Now, as well as their three dogs and three pigs, they've got chickens, a lamb and all sorts of other creatures too.
Neither Malcolm and Eirlys, nor Louise and Smudger, use the Primrose part of our shared poncy surname. They are just plain old Smiths.
“You should use it,” I said. “It's royal.”
“Is it?” Eirlys asked.
“Probably not. But that's the story.”
The tale my dad tells is that one of the Earls of Rosebery, whose surname is Primrose, knocked up a maid. Her subsequent baby would have been a little awkward for a man of his standing and so, nice bloke that he was, he kicked her out and all she could take from him was his name. The boy was christened as a Primrose-Smith. Unfortunately, no one has a single shred of evidence to verify this claim or has any idea when it might have happened. It's probably cobblers.
After the pub we went back to Louise and Smudger's house to meet the animals. Smudger gave me a glass of his home brew, which had an interesting treacly taste and was surprisingly good. I've made home brew. It never tasted like that. In fact, it didn't really taste of beer at all.
It had been great to meet up with this branch of the family. I'd had a good laugh and, Malcolm aside, they appeared to possess the Primrose-Smith's dangerously enthusiastic appreciation of alcohol.
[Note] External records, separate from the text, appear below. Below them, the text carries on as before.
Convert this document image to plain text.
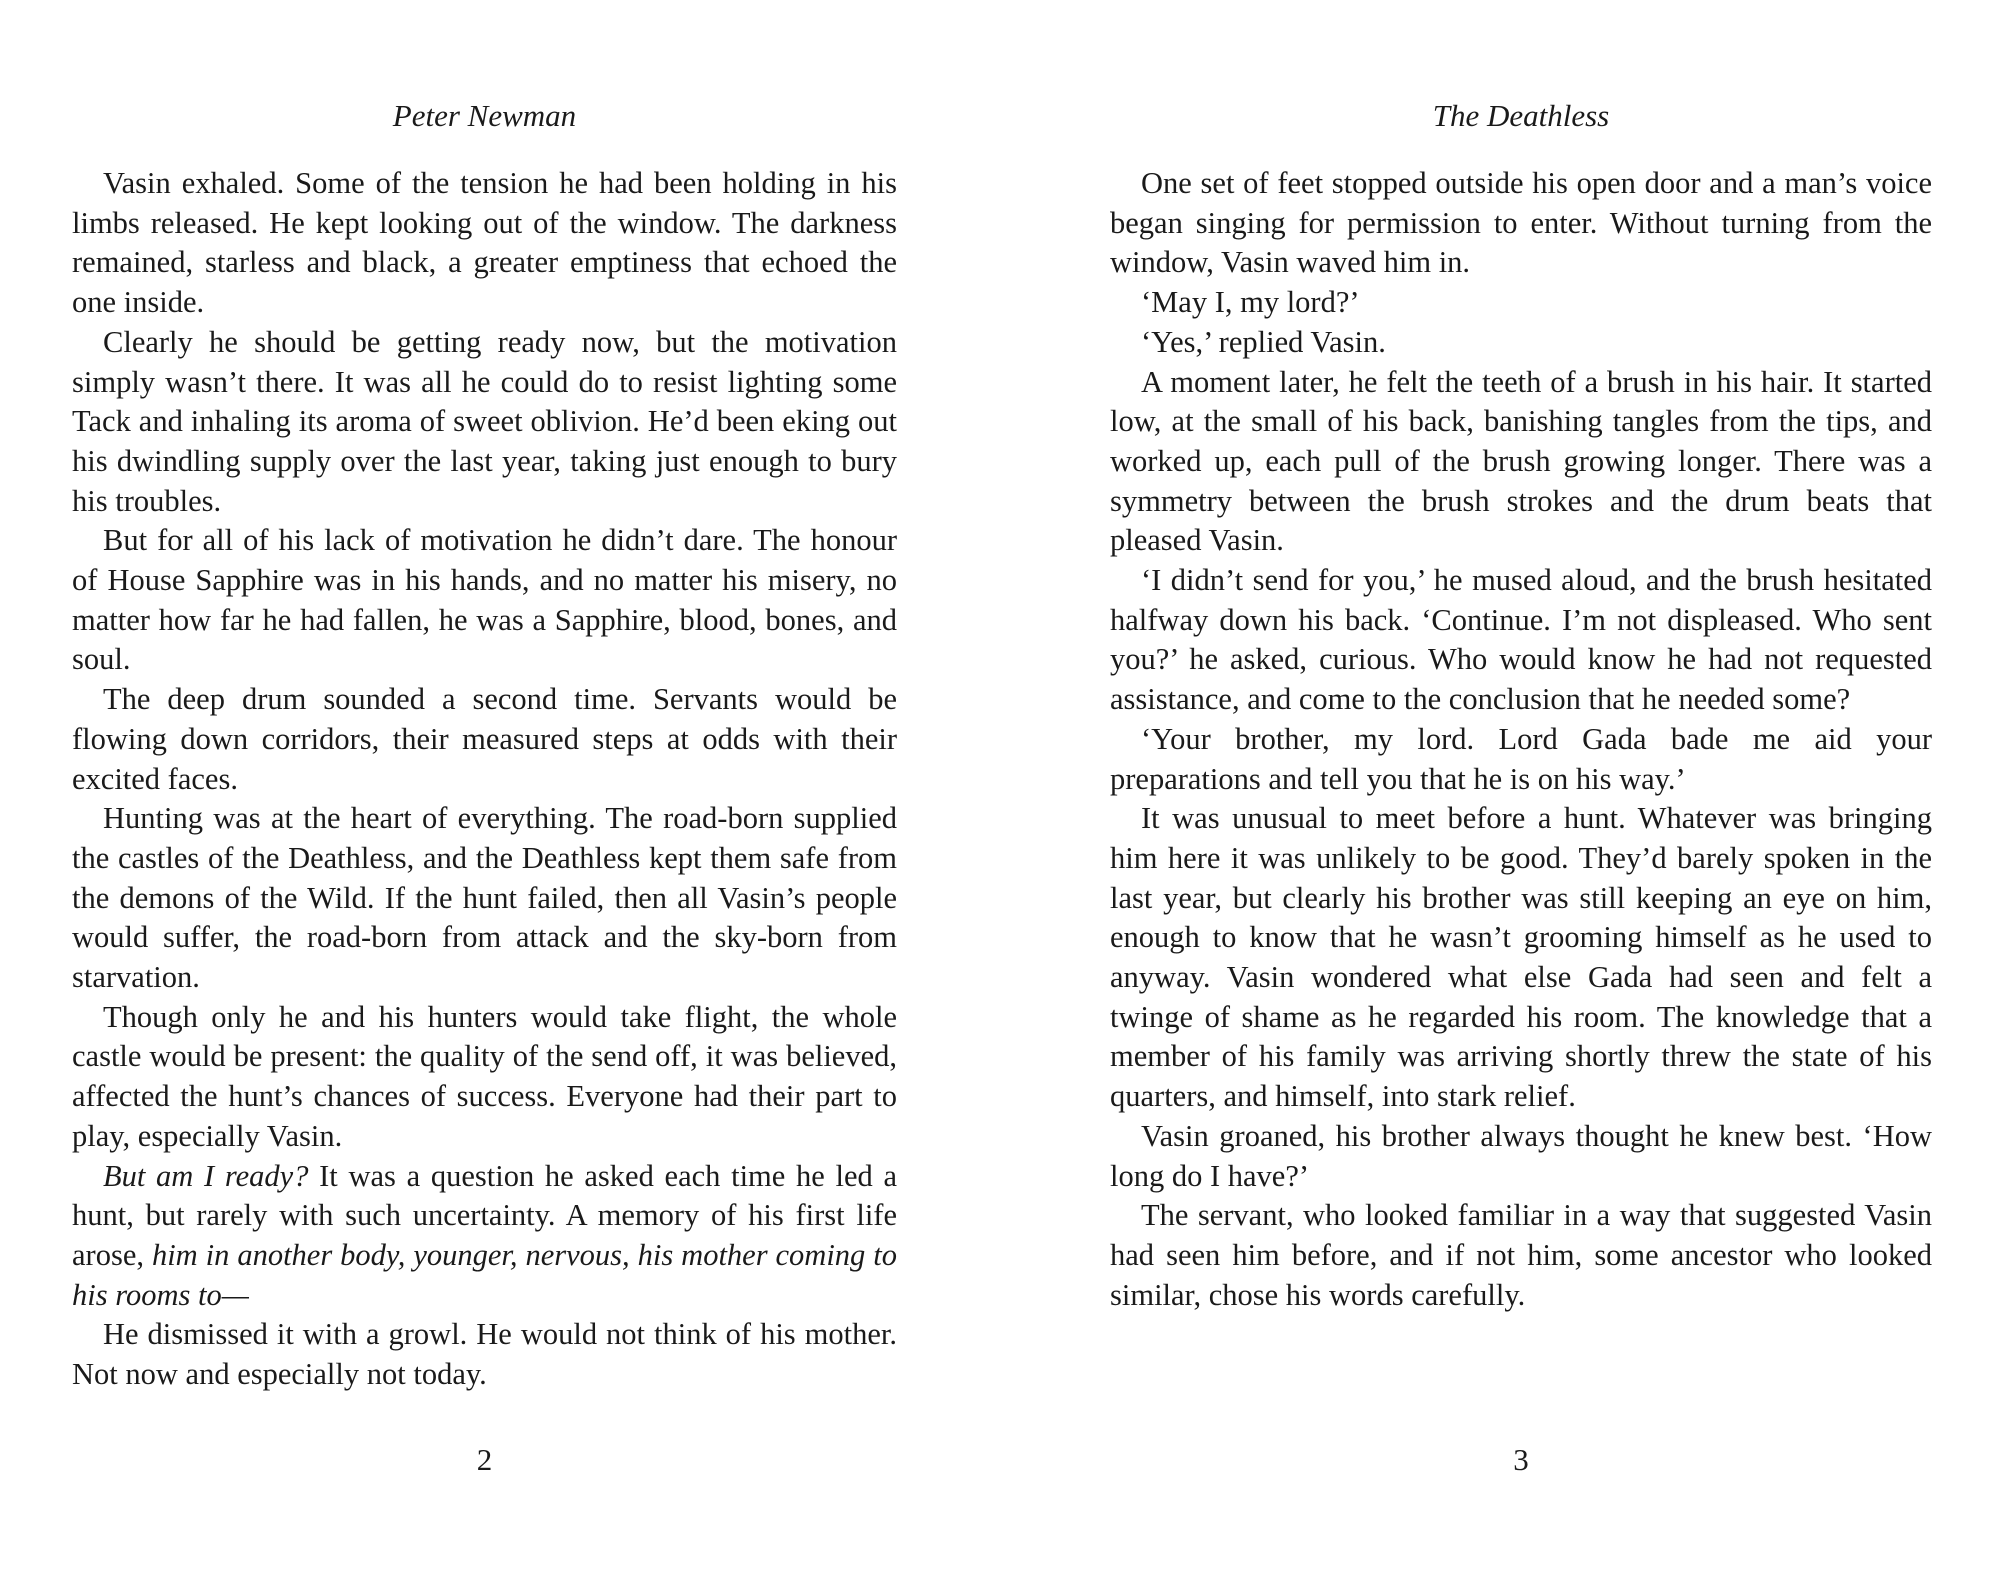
Peter Newman

Vasin exhaled. Some of the tension he had been holding in his limbs released. He kept looking out of the window. The darkness remained, starless and black, a greater emptiness that echoed the one inside.

Clearly he should be getting ready now, but the motivation simply wasn’t there. It was all he could do to resist lighting some Tack and inhaling its aroma of sweet oblivion. He’d been eking out his dwindling supply over the last year, taking just enough to bury his troubles.

But for all of his lack of motivation he didn’t dare. The honour of House Sapphire was in his hands, and no matter his misery, no matter how far he had fallen, he was a Sapphire, blood, bones, and soul.

The deep drum sounded a second time. Servants would be flowing down corridors, their measured steps at odds with their excited faces.

Hunting was at the heart of everything. The road-born supplied the castles of the Deathless, and the Deathless kept them safe from the demons of the Wild. If the hunt failed, then all Vasin’s people would suffer, the road-born from attack and the sky-born from starvation.

Though only he and his hunters would take flight, the whole castle would be present: the quality of the send off, it was believed, affected the hunt’s chances of success. Everyone had their part to play, especially Vasin.

But am I ready? It was a question he asked each time he led a hunt, but rarely with such uncertainty. A memory of his first life arose, him in another body, younger, nervous, his mother coming to his rooms to—

He dismissed it with a growl. He would not think of his mother. Not now and especially not today.

2
The Deathless

One set of feet stopped outside his open door and a man’s voice began singing for permission to enter. Without turning from the window, Vasin waved him in.

‘May I, my lord?’

‘Yes,’ replied Vasin.

A moment later, he felt the teeth of a brush in his hair. It started low, at the small of his back, banishing tangles from the tips, and worked up, each pull of the brush growing longer. There was a symmetry between the brush strokes and the drum beats that pleased Vasin.

‘I didn’t send for you,’ he mused aloud, and the brush hesitated halfway down his back. ‘Continue. I’m not displeased. Who sent you?’ he asked, curious. Who would know he had not requested assistance, and come to the conclusion that he needed some?

‘Your brother, my lord. Lord Gada bade me aid your preparations and tell you that he is on his way.’

It was unusual to meet before a hunt. Whatever was bringing him here it was unlikely to be good. They’d barely spoken in the last year, but clearly his brother was still keeping an eye on him, enough to know that he wasn’t grooming himself as he used to anyway. Vasin wondered what else Gada had seen and felt a twinge of shame as he regarded his room. The knowledge that a member of his family was arriving shortly threw the state of his quarters, and himself, into stark relief.

Vasin groaned, his brother always thought he knew best. ‘How long do I have?’

The servant, who looked familiar in a way that suggested Vasin had seen him before, and if not him, some ancestor who looked similar, chose his words carefully.

3
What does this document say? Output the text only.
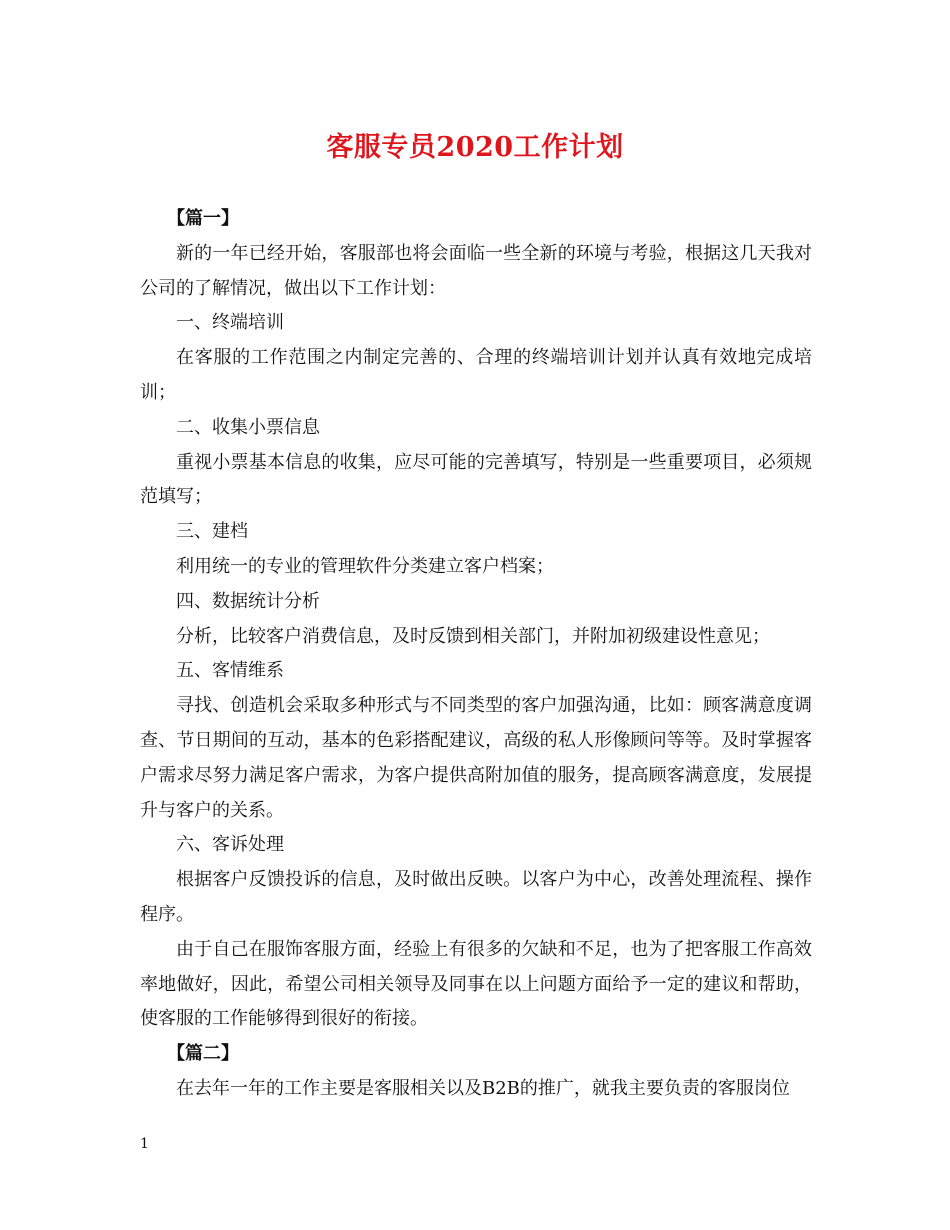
客服专员2020工作计划

【篇一】

新的一年已经开始，客服部也将会面临一些全新的环境与考验，根据这几天我对公司的了解情况，做出以下工作计划：

一、终端培训

在客服的工作范围之内制定完善的、合理的终端培训计划并认真有效地完成培训；

二、收集小票信息

重视小票基本信息的收集，应尽可能的完善填写，特别是一些重要项目，必须规范填写；

三、建档

利用统一的专业的管理软件分类建立客户档案；

四、数据统计分析

分析，比较客户消费信息，及时反馈到相关部门，并附加初级建设性意见；

五、客情维系

寻找、创造机会采取多种形式与不同类型的客户加强沟通，比如：顾客满意度调查、节日期间的互动，基本的色彩搭配建议，高级的私人形像顾问等等。及时掌握客户需求尽努力满足客户需求，为客户提供高附加值的服务，提高顾客满意度，发展提升与客户的关系。

六、客诉处理

根据客户反馈投诉的信息，及时做出反映。以客户为中心，改善处理流程、操作程序。

由于自己在服饰客服方面，经验上有很多的欠缺和不足，也为了把客服工作高效率地做好，因此，希望公司相关领导及同事在以上问题方面给予一定的建议和帮助，使客服的工作能够得到很好的衔接。

【篇二】

在去年一年的工作主要是客服相关以及B2B的推广，就我主要负责的客服岗位

1
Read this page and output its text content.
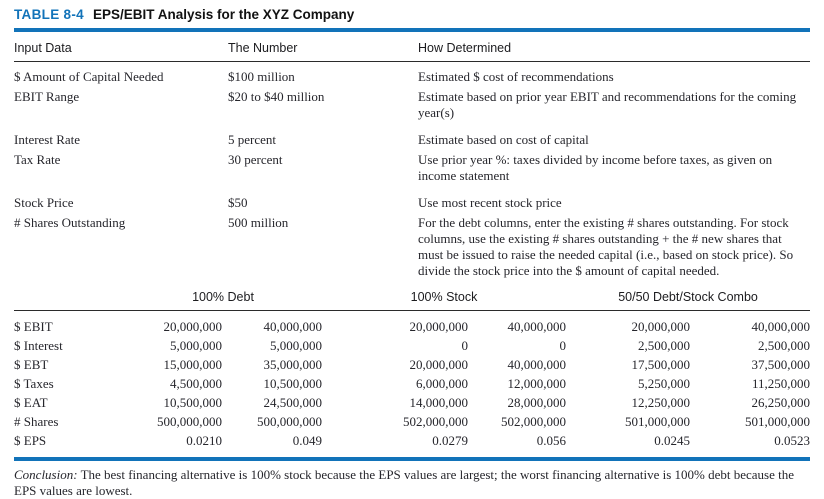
TABLE 8-4 EPS/EBIT Analysis for the XYZ Company
Input Data	The Number	How Determined
$ Amount of Capital Needed	$100 million	Estimated $ cost of recommendations
EBIT Range	$20 to $40 million	Estimate based on prior year EBIT and recommendations for the coming year(s)
Interest Rate	5 percent	Estimate based on cost of capital
Tax Rate	30 percent	Use prior year %: taxes divided by income before taxes, as given on income statement
Stock Price	$50	Use most recent stock price
# Shares Outstanding	500 million	For the debt columns, enter the existing # shares outstanding. For stock columns, use the existing # shares outstanding + the # new shares that must be issued to raise the needed capital (i.e., based on stock price). So divide the stock price into the $ amount of capital needed.
	100% Debt		100% Stock		50/50 Debt/Stock Combo	
$ EBIT	20,000,000	40,000,000	20,000,000	40,000,000	20,000,000	40,000,000
$ Interest	5,000,000	5,000,000	0	0	2,500,000	2,500,000
$ EBT	15,000,000	35,000,000	20,000,000	40,000,000	17,500,000	37,500,000
$ Taxes	4,500,000	10,500,000	6,000,000	12,000,000	5,250,000	11,250,000
$ EAT	10,500,000	24,500,000	14,000,000	28,000,000	12,250,000	26,250,000
# Shares	500,000,000	500,000,000	502,000,000	502,000,000	501,000,000	501,000,000
$ EPS	0.0210	0.049	0.0279	0.056	0.0245	0.0523

Conclusion: The best financing alternative is 100% stock because the EPS values are largest; the worst financing alternative is 100% debt because the EPS values are lowest.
After two and a half weeks of going to sleep as soon as night descended it came as a bit of a shock to crawl into bed at three in the morning.
*
The next morning I was back at the café, sitting across from Kevin – Smudger's brother – and tucking into a Big Ed, the café's mega-breakfast, named after one of Smudger's friends and the breakfast's biggest fan who'd died way too young in a road accident.
As a leaving gift, Eirlys packed me a food parcel that included some lovely, thick ham sandwiches, three hard-boiled duck eggs, some more bacon and sausage – as if the breakfast hadn't been enough – two flapjacks and a cellophane-wrapped assortment of crisps. It also contained a card for my birthday in three weeks' time with strict instructions not to open it until then.
We said our goodbyes and Kevin and I cycled off. He was going to cycle with me as far as Llandrindod Wells, the county town of Powys and one-time drink-driving capital of Britain.
Kevin is a keen cyclist and has the lean physique of one who puts in the miles. Over the forty or so we did today, he developed a catchphrase: “I don't remember it being as steep as this.” He guided us away from the main roads and patched together a bucolic route I've have struggled to find on my own, mostly because I would have gone around the hills rather than over ever single one we could find.
The last 23 miles on the A483 from Newtown, Kevin's home, had a wiggly beginning and so Kevin suggested a shortcut to bypass the bends. It wasn't long before he was back to his old theme.
“This is a lot steeper than I remember.”
Cheers, Kev.
The route to Llandrindod Wells was gorgeous. The weather had finally sorted itself out and a weak sun shone in the sky. The road with lined with tall pines deep into the hills.
“This could easily be Canada,” I said, taking in the scenery.
We pulled up in town. Kevin would have to turn around and repeat these 23 miles but, in order to respect its dubious “capital” honour, we first stopped for a pint.
&n
bsp; It was in 2014 that Llandrindod Wells was named the drink-driving capital of Britain. Obviously, the deep shame meant the locals had to raise their game and do something about this. They put a plan into action that clearly worked. In 2015, after all their effort, they were no longer the worst offenders in the county. No, in that year they came second, pipped to the number one spot by Cheshire's Crewe. To be fair to the residents of Llandrindod Wells, I suspect the only reason the police catch so many drink-drivers is because it's the only crime committed around here. It's a very quiet place.
Kevin turned around and headed home while I went to find a campsite in nearby Howey. It was another desperately cold night, wearing everything I had with me. What was going on with the weather? It was nearly May and winter didn't show any signs of relenting.
I'd already seen some lovely parts of Wales but the prettiest road yet was just around the corner. That is, if I could get there without being attacked by White Walkers.
Chapter 5: The Pass of Lost Existence
Ceredigion, Pembrokeshire, Carmarthenshire, Swansea, Neath Port Talbot and Bridgend
After a breakfast of coffee and hard-boiled duck eggs I set off into a beautiful if chilly morning. I was heading westwards towards Aberystwyth, Britain's most neurotic town, according to the Gloucestershire Echo. Just south of Rhayader I passed the site of the Landed festival. A young woman standing at the entrance was dressed in a large carpet. Since very little of my wardrobe is made of floor coverings I figured it probably wasn't my kind of event.
I turned on to one of Britain's loneliest and loveliest roads. Coaches and HGVs are banned entirely from it and it seemed to be shunned by motorists too. It was just me, my bike and the wind. I climbed over the Cambrian Mountains through the Elan Valley. The contours narrowed and I had to push, but it didn't matter. The scenery compensated. A series of waterfalls lined the roadside, and then there came a collection of humps, hills of green, yellow and brown. At the top I stopped and surveyed the land. Apart from the road, dry stone walls and the odd wind turbine there was no sign of humanity. For eighteen miles the world was mine alone. The route took me into the county of Ceredigion, Wales's second least populated region, but with a headcount per square mile almost twice that of Powys. Wherever these heads were, they weren't here.